Baucus and Hatch assured senators that “we both believe that some existing tax [breaks] should be preserved in some form,” and they gave their colleagues a month to make the case for preserving favored breaks. But independent analysts said the blank-slate approach, which has been adopted by House Ways and Means Committee Chairman Dave Camp (R-Mich.), increases the odds that some expensive policies could be pared back if the push for reform gains traction.
Baucus and Camp say they are aiming to complete the overhaul by the end of 2014, but neither President Obama nor congressional leaders have shown much enthusiasm for the task.
A lobbying frenzy
Thursday’s announcement nonetheless touched off a frenzy among tax lobbyists already anxious about the fate of specific perks. The American Society of Pension Professionals and Actuaries issued a press release defending tax deferrals for retirement savings. And nonprofit organizations vowed to step up an already intensive campaign to protect the deduction for charitable contributions.

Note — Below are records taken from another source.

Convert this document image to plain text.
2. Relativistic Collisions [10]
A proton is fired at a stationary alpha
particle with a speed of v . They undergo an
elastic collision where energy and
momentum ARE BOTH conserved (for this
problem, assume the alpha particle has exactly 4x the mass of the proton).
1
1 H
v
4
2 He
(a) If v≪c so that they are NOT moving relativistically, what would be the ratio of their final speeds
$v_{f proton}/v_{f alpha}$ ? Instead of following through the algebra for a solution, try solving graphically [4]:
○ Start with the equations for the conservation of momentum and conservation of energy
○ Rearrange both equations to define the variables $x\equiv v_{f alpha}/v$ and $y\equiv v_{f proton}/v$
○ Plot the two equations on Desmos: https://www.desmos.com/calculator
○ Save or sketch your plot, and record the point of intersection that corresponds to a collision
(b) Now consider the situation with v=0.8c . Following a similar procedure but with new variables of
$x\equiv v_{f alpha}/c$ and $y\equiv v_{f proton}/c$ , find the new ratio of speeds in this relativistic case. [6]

“We are extremely concerned that it’s in danger,” said Gloria Johnson Cusack, executive director of Leadership 18, an alliance of chief executives of the United Way, the American Red Cross and other major nonprofits. “Until we hear people saying it’s off the table, we’re going to continue to be very aggressive.”

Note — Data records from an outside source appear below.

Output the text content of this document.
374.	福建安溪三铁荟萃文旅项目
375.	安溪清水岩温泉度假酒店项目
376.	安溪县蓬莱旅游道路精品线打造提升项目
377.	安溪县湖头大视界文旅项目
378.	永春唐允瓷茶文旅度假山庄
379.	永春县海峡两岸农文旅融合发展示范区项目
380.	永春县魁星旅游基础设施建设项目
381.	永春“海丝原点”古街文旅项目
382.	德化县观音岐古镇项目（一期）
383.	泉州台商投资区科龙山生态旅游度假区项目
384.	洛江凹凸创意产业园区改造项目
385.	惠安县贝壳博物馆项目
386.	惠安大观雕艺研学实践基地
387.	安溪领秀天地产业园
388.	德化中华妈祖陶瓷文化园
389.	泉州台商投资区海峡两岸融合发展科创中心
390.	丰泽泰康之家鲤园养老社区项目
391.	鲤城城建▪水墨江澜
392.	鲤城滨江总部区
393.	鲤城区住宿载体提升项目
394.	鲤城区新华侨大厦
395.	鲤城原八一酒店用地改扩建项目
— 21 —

On Capitol Hill, the announcement sparked quiet grumbling among some Democrats, who would be forced to defend favored breaks, including new subsidies for the purchase of health insurance enacted as part of Obama’s landmark health-care initiative. But it drew praise from many Republicans. And advocates of debt reduction commended Baucus and Hatch for embracing a debate over trade-offs, even if their ability to jettison popular perks remains far from clear.
“Starting with the Zero Plan doesn’t absolve policymakers of the hard choices, but it surely does change the presumption by turning the tables on defenders of the status quo and forcing them to make the case for their particular tax preference,” said a statement released by Erskine Bowles and Alan K. Simpson, the co-chairmen of Obama’s fiscal commission.